The least ideological politicians in American life have
always been the heads of political machines, such as Boss Tweed of Tammany Hall
or the mayors of cities such as Chicago. In such places, high-minded complaints
about principles are easily assuaged with a construction contract or a monopoly
on hot-dog concessions at the ballpark.
The GOP hasn’t exactly figured out how to govern like a
majority party, but under President Trump it’s behaving a lot more like an
urban political machine, doling out goodies to members of its coalition with
little concern for a coherent philosophic rationale. The role of ideological
principles has been decidedly downgraded, as religious and economic
conservatives get the stuff they want in terms of policies and jobs.
Meanwhile, the Democrats are behaving more and more like
a minority party, putting ideological commitments ahead of coalitional
interests. Bernie Sanders is the most obvious and important illustration of
this. The de facto front-runner in the Democratic primaries, Sanders is like a
left-wing Barry Goldwater — the ideological icon who spearheaded the
conservative takeover of the GOP in 1964, in part by losing to Lyndon B.
Johnson in a landslide.
Sanders is a pure ideologue who sees no reason to
compromise his brand of socialism for the sake of coalitional interests. He
wants no help from the rich if the rich expect anything in return. He insists
that pro-lifers have no place in his party, and he doesn’t seem to care if
things like fracking bans will cost the country jobs and his party votes.

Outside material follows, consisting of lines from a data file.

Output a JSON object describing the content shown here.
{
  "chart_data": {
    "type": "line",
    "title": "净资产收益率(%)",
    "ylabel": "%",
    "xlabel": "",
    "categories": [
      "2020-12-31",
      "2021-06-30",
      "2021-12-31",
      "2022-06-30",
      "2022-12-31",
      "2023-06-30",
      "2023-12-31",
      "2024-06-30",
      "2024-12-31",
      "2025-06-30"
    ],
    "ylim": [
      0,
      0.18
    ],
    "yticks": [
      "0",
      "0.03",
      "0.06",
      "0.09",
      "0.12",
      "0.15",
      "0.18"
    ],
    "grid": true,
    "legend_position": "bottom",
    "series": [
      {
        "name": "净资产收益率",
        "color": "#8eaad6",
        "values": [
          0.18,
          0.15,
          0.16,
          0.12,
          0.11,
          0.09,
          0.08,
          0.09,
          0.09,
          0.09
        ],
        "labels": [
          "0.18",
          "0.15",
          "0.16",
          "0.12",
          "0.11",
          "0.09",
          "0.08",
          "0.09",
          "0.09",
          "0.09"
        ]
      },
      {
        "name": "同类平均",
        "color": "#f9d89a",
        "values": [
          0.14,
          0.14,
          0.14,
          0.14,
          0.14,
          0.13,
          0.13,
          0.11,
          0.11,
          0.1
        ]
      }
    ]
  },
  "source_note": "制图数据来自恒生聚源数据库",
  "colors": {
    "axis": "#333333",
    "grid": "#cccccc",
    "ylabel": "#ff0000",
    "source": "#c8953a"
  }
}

My theory isn’t neat and tidy because politics are never
neat and tidy. Sanders thinks he has the majority on his side. He doesn’t.
More broadly, Democrats don’t see themselves as a
minority party — minority parties are often the last to realize they aren’t as
popular as they think they are. Also, the desire to defeat Trump has a tendency
to crowd out ideological arguments. Which is why Bernie, like every other
Democrat, leads with the promise that he is the best candidate to defeat Trump.
And that’s a shame, because I’d love to see the
billionaire-hating socialist and progressive billionaire capitalist Michael
Bloomberg have an actual debate on their ideas. That debate may just have to
wait until after Sanders fulfills his role as the woke Goldwater, truly making
the Democrats a minority party by losing in 2020.